Who should choose FTMO Standard?
Scalpers, day traders, and algorithmic traders who close all positions intraday. If you never hold overnight by preference and avoid news events, Standard has no meaningful restrictions on your trading. Paul scalps the 1-Step Standard on $50K and $100K and it aligns naturally with his intraday approach.
Who should choose FTMO Swing?
Swing traders who hold for multiple days or weeks, news traders targeting FOMC, NFP, and CPI, carry trade practitioners, and crypto traders who want continuous weekend exposure. If your edge requires holding through volatility events rather than stepping aside, Swing is the only variant that supports your strategy.
Do the profit targets and loss limits differ between Standard and Swing?
No. Both variants on the 2-Step Challenge share the same rules: 10% Phase 1 target, 5% Phase 2 target, 5% daily loss limit, and 10% static maximum loss. Choosing Swing does not change any risk parameter.

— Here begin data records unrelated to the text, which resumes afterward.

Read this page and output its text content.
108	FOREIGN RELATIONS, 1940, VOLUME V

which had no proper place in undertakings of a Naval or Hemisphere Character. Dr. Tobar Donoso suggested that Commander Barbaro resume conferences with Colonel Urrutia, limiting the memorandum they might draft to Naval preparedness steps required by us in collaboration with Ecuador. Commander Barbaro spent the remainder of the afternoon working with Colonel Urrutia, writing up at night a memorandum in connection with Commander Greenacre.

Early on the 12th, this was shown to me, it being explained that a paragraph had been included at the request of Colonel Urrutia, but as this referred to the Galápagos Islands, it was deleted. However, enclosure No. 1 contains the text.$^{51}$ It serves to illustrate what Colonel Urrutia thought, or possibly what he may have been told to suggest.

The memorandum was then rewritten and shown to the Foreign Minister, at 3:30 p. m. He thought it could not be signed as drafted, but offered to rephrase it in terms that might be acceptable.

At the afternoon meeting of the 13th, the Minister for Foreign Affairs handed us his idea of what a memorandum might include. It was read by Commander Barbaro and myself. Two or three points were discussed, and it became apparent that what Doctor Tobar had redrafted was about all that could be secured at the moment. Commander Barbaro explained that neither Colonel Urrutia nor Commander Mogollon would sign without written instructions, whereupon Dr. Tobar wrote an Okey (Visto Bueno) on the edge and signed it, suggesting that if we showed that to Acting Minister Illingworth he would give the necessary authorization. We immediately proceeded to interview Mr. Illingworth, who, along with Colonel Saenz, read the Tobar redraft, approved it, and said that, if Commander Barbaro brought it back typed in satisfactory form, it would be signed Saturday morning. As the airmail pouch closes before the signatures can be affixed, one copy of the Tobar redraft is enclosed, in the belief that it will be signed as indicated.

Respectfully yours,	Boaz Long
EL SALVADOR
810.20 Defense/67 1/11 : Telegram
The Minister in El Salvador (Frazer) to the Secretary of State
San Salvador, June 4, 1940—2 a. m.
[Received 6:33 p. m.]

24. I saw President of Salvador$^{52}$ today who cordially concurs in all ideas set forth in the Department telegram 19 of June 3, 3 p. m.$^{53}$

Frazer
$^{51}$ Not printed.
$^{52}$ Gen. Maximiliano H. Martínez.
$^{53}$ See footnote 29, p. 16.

Only the trading-time restrictions differ.
What gap risk do Swing traders face on FTMO?
Weekend gaps can open 50–200+ pips against a position in major forex pairs or 1–3% in indices after unexpected weekend news. On a Swing account, that gap registers immediately against your open position and your daily loss limit. Swing traders should size positions held into weekends conservatively — factoring in how a 2–3% adverse gap would sit against the 5% daily loss limit and 10% max loss.
Can you switch from Standard to Swing on an existing account?
No. The variant is fixed at the time you purchase and begins the Challenge. If you want to switch, you need to purchase a new Challenge and select the alternative variant at checkout. There is no mid-account conversion.
Does the profit split differ between Standard and Swing?
No. The 2-Step Challenge starts at an 80% profit split for both Standard and Swing. The split upgrades to 90% via FTMO's Scaling Plan after consistent performance, regardless of variant. The variant selection has no effect on payout percentage.